Results were pooled across the three cohorts using a fixed-effects model. Adjusted for age (years), smoking status (never, past, current [1–14, 15–24, or ≥25 cigarettes/day]), physical activity (<3, 3–8.9, 9–17.9, 18–26.9, or ≥27 MET-h/wk), alcohol intake (0, 0.1–4.9, 5–9.9, 10–14.9, or ≥15 g/d), multivitamin use (yes or no), family history of diabetes (yes or no), margarine intake (quintiles), energy intake (quintiles), baseline hypertension (yes or no), baseline hypercholesterolemia (yes or no), and BMI (<21, 21–22.9, 23–24.9, 25–26.9, 27–29.9, 30–32.9, 33–34.9, 35–39.9, or ≥40 kg/m2). Also adjusted for menopausal status and postmenopausal hormone use in NHS and NHS2 (premenopausal or, if postmenopausal, current, past, or never postmenopausal hormone use) and for oral contraceptive use in NHS2 (never, past, or current use). p trend < 0.001 for all indices. p-Value obtained by assigning the median value to each decile and entering this as a continuous variable in the model.
Fig 2
Fig 2. Pooled hazard ratios (95% CI) for type 2 diabetes comparing extreme deciles of the plant-based diet indices, stratified by selected characteristics.
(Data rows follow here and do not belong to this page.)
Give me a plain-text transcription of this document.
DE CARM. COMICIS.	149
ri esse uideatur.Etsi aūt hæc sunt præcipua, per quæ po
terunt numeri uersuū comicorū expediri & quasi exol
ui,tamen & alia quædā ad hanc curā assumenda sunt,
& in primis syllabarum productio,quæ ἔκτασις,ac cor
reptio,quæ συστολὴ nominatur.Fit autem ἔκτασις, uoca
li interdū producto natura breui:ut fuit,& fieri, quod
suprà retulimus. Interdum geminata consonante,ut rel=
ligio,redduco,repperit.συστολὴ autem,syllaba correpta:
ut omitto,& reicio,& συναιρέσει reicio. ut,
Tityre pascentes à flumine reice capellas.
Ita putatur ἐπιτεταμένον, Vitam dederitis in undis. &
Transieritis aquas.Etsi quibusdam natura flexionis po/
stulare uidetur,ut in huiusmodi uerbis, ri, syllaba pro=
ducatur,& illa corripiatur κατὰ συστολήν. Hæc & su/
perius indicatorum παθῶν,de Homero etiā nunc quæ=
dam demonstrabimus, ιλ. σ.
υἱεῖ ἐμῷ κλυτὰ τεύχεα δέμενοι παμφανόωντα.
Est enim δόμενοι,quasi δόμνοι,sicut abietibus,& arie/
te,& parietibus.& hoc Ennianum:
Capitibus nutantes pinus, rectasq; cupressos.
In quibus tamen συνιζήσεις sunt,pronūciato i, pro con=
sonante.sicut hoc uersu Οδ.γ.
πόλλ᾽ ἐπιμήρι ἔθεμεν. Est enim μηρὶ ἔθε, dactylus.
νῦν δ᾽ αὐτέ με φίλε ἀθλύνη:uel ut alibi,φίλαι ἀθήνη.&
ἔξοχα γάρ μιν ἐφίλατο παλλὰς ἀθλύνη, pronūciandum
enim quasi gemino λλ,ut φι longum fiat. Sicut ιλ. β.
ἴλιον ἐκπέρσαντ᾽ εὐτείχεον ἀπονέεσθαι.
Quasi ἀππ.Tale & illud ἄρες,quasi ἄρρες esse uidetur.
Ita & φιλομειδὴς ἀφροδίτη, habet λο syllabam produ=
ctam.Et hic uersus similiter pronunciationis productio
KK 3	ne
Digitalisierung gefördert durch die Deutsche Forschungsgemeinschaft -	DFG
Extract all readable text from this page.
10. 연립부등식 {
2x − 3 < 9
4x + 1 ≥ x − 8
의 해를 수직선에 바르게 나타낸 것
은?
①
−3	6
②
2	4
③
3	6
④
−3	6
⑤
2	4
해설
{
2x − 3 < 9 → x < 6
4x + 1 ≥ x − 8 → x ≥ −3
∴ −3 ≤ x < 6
Results were pooled across the three cohorts using a fixed-effects model. Adjusted for age (years), smoking status (never, past, current [1–14, 15–24, or ≥25 cigarettes/day]), physical activity (<3, 3–8.9, 9–17.9, 18–26.9, or ≥27 MET-h/wk), alcohol intake (0, 0.1–4.9, 5–9.9, 10–14.9, or ≥15 g/d), multivitamin use (yes or no), family history of diabetes (yes or no), margarine intake (quintiles), energy intake (quintiles), baseline hypertension (yes or no), baseline hypercholesterolemia (yes or no), and BMI (<21, 21–22.9, 23–24.9, 25–26.9, 27–29.9, 30–32.9, 33–34.9, 35–39.9, or ≥40 kg/m2). Also adjusted for menopause status and postmenopausal hormone use in NHS and NHS2 (premenopausal or, if postmenopausal, current, past, or never postmenopausal hormone use) and for oral contraceptive use in NHS2 (never, past, or current use). p trend < 0.001 for both indices across all strata. p-Value obtained by assigning the median value to each decile and entering this as a continuous variable in the model.